Dragging the thread off-topic... 


Mike B said:


> Firefox 2.0 RC3 is now available...


Any good?
Salient points?


----------



## Prof. Yaffle (Aug 2, 2002)

Ignore me. Missed a bit on the first post.


----------



## PaulWilkinsUK (Mar 20, 2006)

mbriody said:


> Right, so its not a Mac-specific issue you just need a newer FF.

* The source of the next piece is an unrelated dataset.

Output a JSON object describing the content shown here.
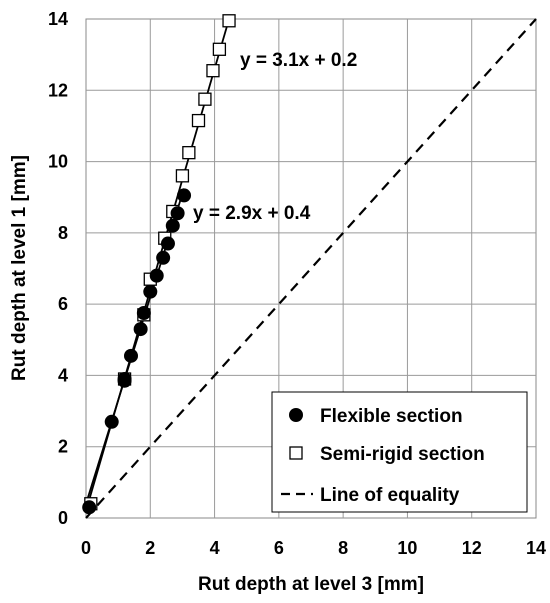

There is no higher version for Mac just yet... guess we'll have to wait.


----------



## poissony (Feb 20, 2002)

Yes there is, RC3 of Firefox 2 for OSX is available here http://www.mozilla.org/projects/bonecho/all-rc.html
and the TiVo plugin works fine.


----------



## Raisltin Majere (Mar 13, 2004)

mbriody said:


> The search plugins are definitely XML.
> 
> If you upgraded from 1.x you may be looking at the folder for your previous installation. The upgrade to 2.x still leaves 1.x on the PC.
> 
> ...


Thanks, I'll have a look when I get home...


----------



## PaulWilkinsUK (Mar 20, 2006)

poissony said:


> Yes there is, RC3 of Firefox 2 for OSX is available here http://www.mozilla.org/projects/bonecho/all-rc.html
> and the TiVo plugin works fine.


"I stand corrected", said the man in the orthopeadic shoes


----------



## Raisltin Majere (Mar 13, 2004)

mbriody said:


> The search plugins are definitely XML.
> 
> If you upgraded from 1.x you may be looking at the folder for your previous installation. The upgrade to 2.x still leaves 1.x on the PC.


  oh yeah 

works a treat, thanks


----------